Há mais de dez anos, os cidadãos de Braga que gostam e vivem a cultura olhavam com inveja para a cidade de Guimarães. Sentiam que ali o acesso à cultura era diário, possível e, essencialmente, acessível a todos. Mais de dez anos passaram e, hoje, os bracarenses perderam esse olhar de quem vem em segundo ou terceiro lugar. Sentem que a sua cidade incorporou quase por inteiro o título de capital do Minho e a cultura não é exceção. No entanto, o percurso que culminou na Braga’25 pode, hoje, ser muito mais e fazer aquilo de que uma cidade como Braga verdadeiramente necessita: garantir o acesso de todos à cultura. À cultura que dói, que constrói e que reflete.
A verdade é que, apesar dos magníficos progressos feitos na democratização da cultura em Braga, é preciso fazer mais. É necessário assegurar que os nichos passem a ser apenas exceções e que os temas difíceis de contactar e explicar deixem de ser uma realidade apenas para alguns, tornando-se numa escolha de fim de semana para todos. Lisboa tem a Gulbenkian como polo agregador da cultura e da alta cultura, aberta a todo o tipo de pessoas. No Porto, essa missão está assente na Casa da Música e na Fundação de Serralves. Em Braga, continuamos sem esse polo agregador que ofereça uma programação cultural elevada, complexa, democrática e eclética.
Muitos poderão afirmar que essa função tem sido assumida pelo Theatro Circo. Porém, a verdade é que, muitas vezes, esta instituição funciona em nicho: exclui quem, por vezes, acha que “não vai entender” ou quem sente que a dignidade da sala exige um conhecimento imediato daquilo a que se vai assistir. No final do dia, a cultura é a forma mais precisa de trabalhar e expandir aquilo que nos une - a linguagem humana - e, nesse sentido, o Theatro Circo deve ser o centro da expansão do universo cultural bracarense. Sei, e isso deixa-me profundamente triste, que muitos bracarenses não conhecem o interior do Theatro, isto é uma derrota cultural para mim. Se o confronto com a cultura basta para entendermos que não estamos sós, o confronto com aquela sala chega para percebemos a potencialidade cultural que Braga carrega.

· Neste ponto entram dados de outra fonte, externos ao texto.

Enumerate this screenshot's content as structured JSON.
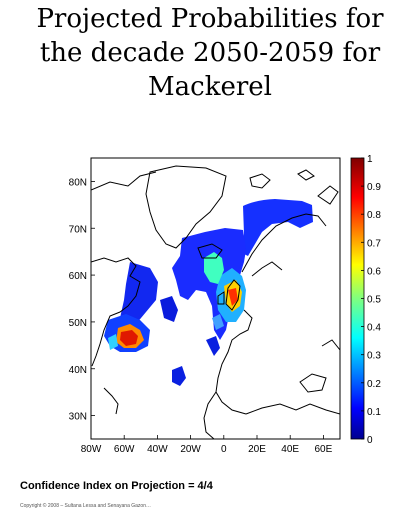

O Museu Guggenheim transformou Bilbao, mas a cidade nunca deixou de ter, como motor essencial, a sua história cultural. Não foi a arte moderna que trouxe cultura a Bilbao, mas sim a possibilidade de expandir a linguagem cultural de um povo mais antigo do que Portugal. Esse polo atrativo tem de surgir também em Braga e o Theatro Circo terá obrigatoriamente de ser a primeira instituição a assumir essa função. Não pode continuar fechado sobre si próprio e sobre a sua forma de ver o mundo. Braga merece a sua própria Serralves, embora isso exija, inevitavelmente, a atenção do Estado central.

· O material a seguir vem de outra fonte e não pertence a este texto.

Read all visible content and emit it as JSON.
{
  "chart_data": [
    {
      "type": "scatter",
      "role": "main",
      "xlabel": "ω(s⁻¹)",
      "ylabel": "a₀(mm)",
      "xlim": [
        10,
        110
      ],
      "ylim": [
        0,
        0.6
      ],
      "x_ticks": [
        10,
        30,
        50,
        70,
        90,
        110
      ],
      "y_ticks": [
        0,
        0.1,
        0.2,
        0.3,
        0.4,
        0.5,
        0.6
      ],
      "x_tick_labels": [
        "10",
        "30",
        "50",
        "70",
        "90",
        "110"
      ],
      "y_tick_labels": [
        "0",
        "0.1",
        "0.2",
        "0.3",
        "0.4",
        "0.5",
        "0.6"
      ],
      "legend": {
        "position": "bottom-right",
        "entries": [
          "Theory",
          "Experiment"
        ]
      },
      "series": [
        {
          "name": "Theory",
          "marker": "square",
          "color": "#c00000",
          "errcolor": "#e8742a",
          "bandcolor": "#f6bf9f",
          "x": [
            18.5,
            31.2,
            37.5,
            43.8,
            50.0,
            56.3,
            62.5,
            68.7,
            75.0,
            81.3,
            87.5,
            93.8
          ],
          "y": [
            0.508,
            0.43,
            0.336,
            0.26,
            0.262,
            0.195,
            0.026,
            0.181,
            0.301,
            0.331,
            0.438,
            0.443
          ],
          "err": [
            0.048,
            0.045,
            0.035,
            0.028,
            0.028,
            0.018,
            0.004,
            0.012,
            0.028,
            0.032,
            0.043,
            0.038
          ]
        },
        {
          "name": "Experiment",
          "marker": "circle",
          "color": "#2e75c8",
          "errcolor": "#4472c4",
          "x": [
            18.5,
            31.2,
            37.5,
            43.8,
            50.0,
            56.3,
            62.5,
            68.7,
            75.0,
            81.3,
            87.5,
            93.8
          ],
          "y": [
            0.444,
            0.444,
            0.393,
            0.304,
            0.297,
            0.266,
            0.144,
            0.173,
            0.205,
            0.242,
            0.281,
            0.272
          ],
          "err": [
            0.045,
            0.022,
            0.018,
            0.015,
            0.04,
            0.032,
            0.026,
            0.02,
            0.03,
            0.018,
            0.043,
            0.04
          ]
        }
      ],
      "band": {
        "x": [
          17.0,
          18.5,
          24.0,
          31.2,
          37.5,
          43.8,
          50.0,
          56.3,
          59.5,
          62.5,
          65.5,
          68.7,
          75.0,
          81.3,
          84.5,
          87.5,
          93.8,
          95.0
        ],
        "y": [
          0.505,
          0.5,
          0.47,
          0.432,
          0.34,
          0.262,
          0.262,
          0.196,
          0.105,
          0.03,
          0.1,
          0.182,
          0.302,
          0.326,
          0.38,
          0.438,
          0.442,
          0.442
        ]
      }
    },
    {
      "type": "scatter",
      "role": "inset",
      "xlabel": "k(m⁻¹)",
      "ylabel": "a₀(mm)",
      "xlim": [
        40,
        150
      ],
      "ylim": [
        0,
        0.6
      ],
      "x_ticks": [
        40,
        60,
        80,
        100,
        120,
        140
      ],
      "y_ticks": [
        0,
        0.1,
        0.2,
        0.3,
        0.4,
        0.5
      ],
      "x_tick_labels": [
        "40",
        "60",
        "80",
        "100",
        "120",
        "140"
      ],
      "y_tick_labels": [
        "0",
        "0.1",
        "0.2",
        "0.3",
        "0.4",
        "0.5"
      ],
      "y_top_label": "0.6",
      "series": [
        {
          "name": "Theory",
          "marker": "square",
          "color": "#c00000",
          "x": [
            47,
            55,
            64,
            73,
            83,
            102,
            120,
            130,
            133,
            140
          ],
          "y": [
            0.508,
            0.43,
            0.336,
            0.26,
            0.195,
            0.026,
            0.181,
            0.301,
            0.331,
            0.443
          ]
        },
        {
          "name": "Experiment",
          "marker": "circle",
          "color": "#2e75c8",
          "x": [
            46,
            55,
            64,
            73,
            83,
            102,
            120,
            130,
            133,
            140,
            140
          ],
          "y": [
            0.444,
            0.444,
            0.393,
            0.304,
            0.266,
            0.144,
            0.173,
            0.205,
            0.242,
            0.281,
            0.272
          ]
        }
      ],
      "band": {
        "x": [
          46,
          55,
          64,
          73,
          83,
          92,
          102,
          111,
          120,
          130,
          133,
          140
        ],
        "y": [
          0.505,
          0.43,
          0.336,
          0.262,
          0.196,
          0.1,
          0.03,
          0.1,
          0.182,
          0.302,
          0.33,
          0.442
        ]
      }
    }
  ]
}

A notícia de que a Feira do Livro regressará ao centro da cidade é reveladora do entendimento de quem governa hoje o Município. A cultura deve ser um encontro geracional; deve permitir que, ao ir tomar um café, nos deparemos com essa imposição de pensar e refletir. A minha geração cresceu com a Feira do Livro e sentiu a sua ausência como uma perda significativa. Contudo, isso não significa que devamos considerar incompatíveis outras formas de promover a cultura. O Utopia Festival, que nasceu com o propósito de expandir a linguagem literária, teve este ano uma edição fantástica, oferecendo aos bracarenses a oportunidade de conviver e trocar ideias com escritores e artistas. Isto é, exatamente aquilo de que a nossa cidade precisa. Esta edição culminou com uma peça de José Tolentino de Mendonça numa capela que escutava em silêncio e, graças à versatilidade e às excelentes condições do Espaço Vita, pudemos ainda ouvir o maestro Martim Sousa Tavares refletir connosco sobre o papel da cultura na nossa sociedade.
Precisamos de afirmação em várias áreas, com festivais e momentos cuja repetição o público possa antecipar, e precisamos de ocasiões em que o contacto dos bracarenses com a cultura seja inevitável. Citando Vasco Graça Moura: “As palavras estão presas ao real. Não há praticamente nenhuma poesia, nenhuma literatura, que sobreviva se não houver uma especial coerência entre elas e a realidade. Talvez o mesmo se possa dizer em relação a todas as outras artes…” Depois da abertura da cidade à cultura, é tempo de amarrar o real em Braga e todos devemos assumir as nossas responsabilidades nessa coerência.